6. Thanatisme (Croyance en la mortalité): L'âme de l'homme n'est pas une substance indépendante, immortelle, mais elle est issue, par des voies naturelles, de l'âme animale: c'est un complexus de fonctions cérébrales. 6. Athanisme (Croyance en l'immortalité): L'âme de l'homme est une substance indépendante, immortelle, créée par une voie surnaturelle, partiellement ou complètement indépendante des fonctions cérébrales.

CHAPITRE XX
Solution des énigmes de l'Univers.

Coup d'œil rétrospectif sur les progrès de la connaissance scientifique de l'Univers au XIXe siècle.—Réponses données aux énigmes de l'Univers par la philosophie naturelle moniste.

Vaste Univers et longue vie,
Effort sincère poursuivi pendant de nombreuses années
Toujours scruté, toujours fondé
Jamais achevé, souvent arrondi;
L'ancien conservé fidèlement,
Le nouveau amicalement accueilli...
L'esprit serein, le but noble
Allons! On avancera bien un peu!
Gœthe.

SOMMAIRE DU CHAPITRE XX

Coup d'œil rétrospectif sur les progrès du XIXe siècle vers la solution des énigmes de l'Univers.—I. Progrès de l'astronomie et de la cosmologie. Unité physique et chimique de l'Univers.—Métamorphose du Cosmos.—Evolution des systèmes planétaires.—Analogie des processus phylogénétiques sur la Terre et dans les autres planètes.—Habitants organiques des autres corps célestes.—Alternance périodique des formations cosmiques.—II. Progrès de la géologie et de la paléontologie.—Neptunisme et vulcanisme.—Théorie de la continuité.—III. Progrès de la physique et de la chimie.—IV. Progrès de la biologie.—Théorie cellulaire et théorie de la descendance.—V. Anthropologie.—Origine de l'homme.—Considérations générales finales.

LITTÉRATURE

W. Gœthe.Faust. Dieu et le Monde. Prométhée. Sur les Sciences naturelles en général.

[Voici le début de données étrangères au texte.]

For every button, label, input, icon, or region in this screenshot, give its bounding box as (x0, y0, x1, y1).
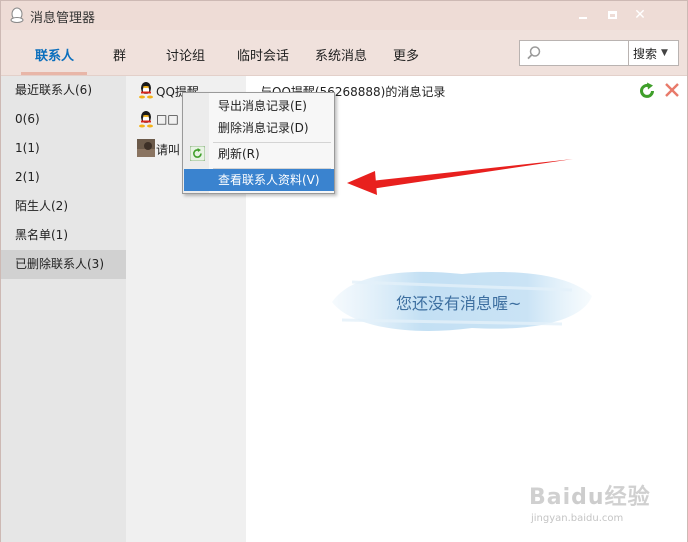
contact-name: □□ (156, 112, 179, 126)
tab-groups[interactable]: 群 (113, 45, 126, 64)
refresh-icon (190, 146, 205, 161)
menu-item-refresh[interactable]: 刷新(R) (184, 143, 334, 165)
sidebar-item-blacklist[interactable]: 黑名单(1) (1, 221, 126, 250)
photo-avatar (137, 139, 155, 157)
tab-temp-sessions[interactable]: 临时会话 (237, 45, 289, 64)
search-scope-button[interactable]: 搜索 ▼ (629, 40, 679, 66)
empty-state-message: 您还没有消息喔~ (396, 294, 522, 313)
context-menu: 导出消息记录(E) 删除消息记录(D) 刷新(R) 查看联系人资料(V) (182, 92, 335, 194)
minimize-button[interactable] (575, 8, 591, 22)
tab-more[interactable]: 更多 (393, 45, 419, 64)
qq-logo-icon (10, 7, 24, 23)
refresh-icon[interactable] (638, 82, 656, 100)
tab-system-messages[interactable]: 系统消息 (315, 45, 367, 64)
search-icon (527, 46, 541, 60)
close-button[interactable]: ✕ (632, 7, 648, 23)
sidebar-item-deleted-contacts[interactable]: 已删除联系人(3) (1, 250, 126, 279)
tab-contacts[interactable]: 联系人 (35, 45, 74, 64)
active-tab-indicator (21, 72, 87, 75)
sidebar-item-strangers[interactable]: 陌生人(2) (1, 192, 126, 221)
tab-discussion-groups[interactable]: 讨论组 (166, 45, 205, 64)
menu-item-refresh-label: 刷新(R) (218, 147, 260, 161)
search-button-label: 搜索 (633, 46, 658, 61)
search-input[interactable] (546, 43, 626, 63)
close-icon: ✕ (634, 7, 646, 23)
category-tab-bar: 联系人 群 讨论组 临时会话 系统消息 更多 搜索 ▼ (1, 30, 687, 76)
sidebar-item-group-0[interactable]: 0(6) (1, 105, 126, 134)
menu-item-delete-records[interactable]: 删除消息记录(D) (184, 117, 334, 139)
maximize-button[interactable] (604, 8, 620, 22)
watermark-brand: Baidu经验 (529, 485, 651, 510)
qq-penguin-icon (139, 82, 153, 99)
minimize-icon (579, 16, 587, 19)
baidu-jingyan-watermark: Baidu经验 jingyan.baidu.com (529, 479, 679, 539)
chevron-down-icon: ▼ (661, 48, 668, 58)
sidebar-item-recent[interactable]: 最近联系人(6) (1, 76, 126, 105)
watermark-url: jingyan.baidu.com (531, 513, 624, 524)
annotation-arrow (347, 159, 573, 195)
message-manager-window: 消息管理器 ✕ 联系人 群 讨论组 临时会话 系统消息 更多 搜索 ▼ 最近联系… (0, 0, 688, 542)
sidebar-item-group-2[interactable]: 2(1) (1, 163, 126, 192)
delete-icon[interactable] (664, 82, 680, 98)
contact-group-sidebar: 最近联系人(6) 0(6) 1(1) 2(1) 陌生人(2) 黑名单(1) 已删… (1, 76, 126, 542)
title-bar[interactable]: 消息管理器 ✕ (1, 1, 687, 30)
menu-item-export-records[interactable]: 导出消息记录(E) (184, 95, 334, 117)
maximize-icon (607, 11, 617, 19)
sidebar-item-group-1[interactable]: 1(1) (1, 134, 126, 163)
window-title: 消息管理器 (30, 11, 96, 26)
qq-penguin-icon (139, 111, 153, 128)
contact-name: 请叫 (156, 143, 181, 157)
search-box[interactable] (519, 40, 629, 66)
menu-item-view-contact-profile[interactable]: 查看联系人资料(V) (184, 169, 334, 191)
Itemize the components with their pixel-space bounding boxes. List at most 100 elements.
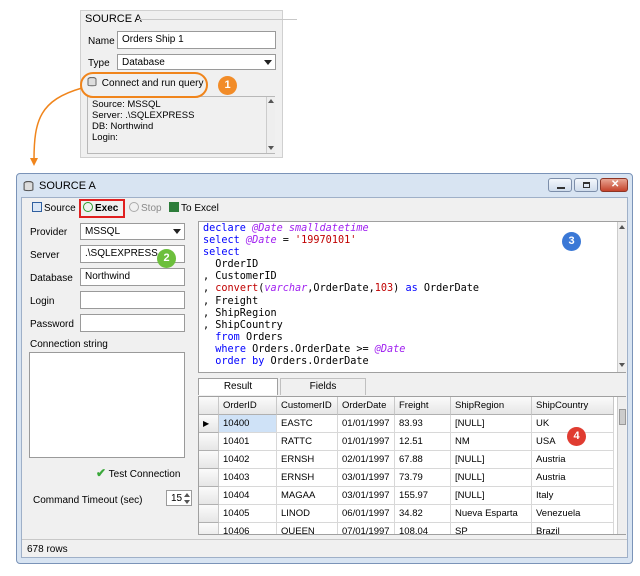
grid-cell[interactable]: 10406 — [219, 523, 277, 534]
grid-cell[interactable]: [NULL] — [451, 469, 532, 487]
code-token: , Freight — [203, 295, 259, 307]
grid-cell[interactable]: 10403 — [219, 469, 277, 487]
grid-cell[interactable]: MAGAA — [277, 487, 338, 505]
grid-cell[interactable]: 83.93 — [395, 415, 451, 433]
excel-icon — [169, 202, 179, 212]
timeout-spinner[interactable] — [183, 491, 191, 505]
column-header[interactable]: ShipRegion — [451, 397, 532, 415]
grid-cell[interactable]: ERNSH — [277, 451, 338, 469]
column-header[interactable]: ShipCountry — [532, 397, 614, 415]
login-field[interactable] — [80, 291, 185, 309]
maximize-button[interactable] — [574, 178, 598, 192]
grid-cell[interactable]: 10401 — [219, 433, 277, 451]
result-grid[interactable]: OrderID CustomerID OrderDate Freight ShipReg… — [198, 396, 626, 535]
source-window: SOURCE A ✕ Source Exec Stop To Excel Pro… — [16, 173, 633, 564]
grid-cell[interactable]: SP — [451, 523, 532, 534]
exec-button[interactable]: Exec — [83, 202, 118, 214]
minimize-icon — [557, 187, 565, 189]
row-header[interactable]: ▶ — [199, 415, 219, 433]
grid-cell[interactable]: Brazil — [532, 523, 614, 534]
grid-cell[interactable]: NM — [451, 433, 532, 451]
grid-cell[interactable]: 12.51 — [395, 433, 451, 451]
minimize-button[interactable] — [548, 178, 572, 192]
scroll-thumb[interactable] — [619, 409, 626, 425]
window-client: Source Exec Stop To Excel Provider MSSQL… — [21, 197, 628, 558]
grid-cell[interactable]: 10400 — [219, 415, 277, 433]
grid-cell[interactable]: 73.79 — [395, 469, 451, 487]
connection-string-field[interactable] — [29, 352, 185, 458]
column-header[interactable]: CustomerID — [277, 397, 338, 415]
grid-cell[interactable]: Venezuela — [532, 505, 614, 523]
grid-cell[interactable]: [NULL] — [451, 487, 532, 505]
grid-cell[interactable]: 10404 — [219, 487, 277, 505]
code-token: , CustomerID — [203, 271, 277, 283]
connection-string-label: Connection string — [30, 339, 108, 350]
grid-cell[interactable]: [NULL] — [451, 415, 532, 433]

Alex. Humboldt.Kosmos. Entwurf einer physischen Weltbeschreibung.

Carus Sterne (E. Krause).Werden und Vergehen. (4te Aufl. Berlin, 1899.)

W. Bölsche.Entwickelungsgeschichte der Natur. (2 Bde. 1896.)

G. Hart.Der neue Gott. Ein Ausblick auf das neue Jahrhundert (Leipzig, 1899).

G. G. Vogt.Entstehen und Vergehen der Welt auf Grund eines einheitlichen Substanz-Begriffes (2te Aufl. Leipzig, 1897).

G. Spicker.Der Kampf zweier Weltanschauungen. Eine Kritik der alten und neuesten Philosophie, mit Einschluss der christlichen Offenbarung (Stuttgart, 1898).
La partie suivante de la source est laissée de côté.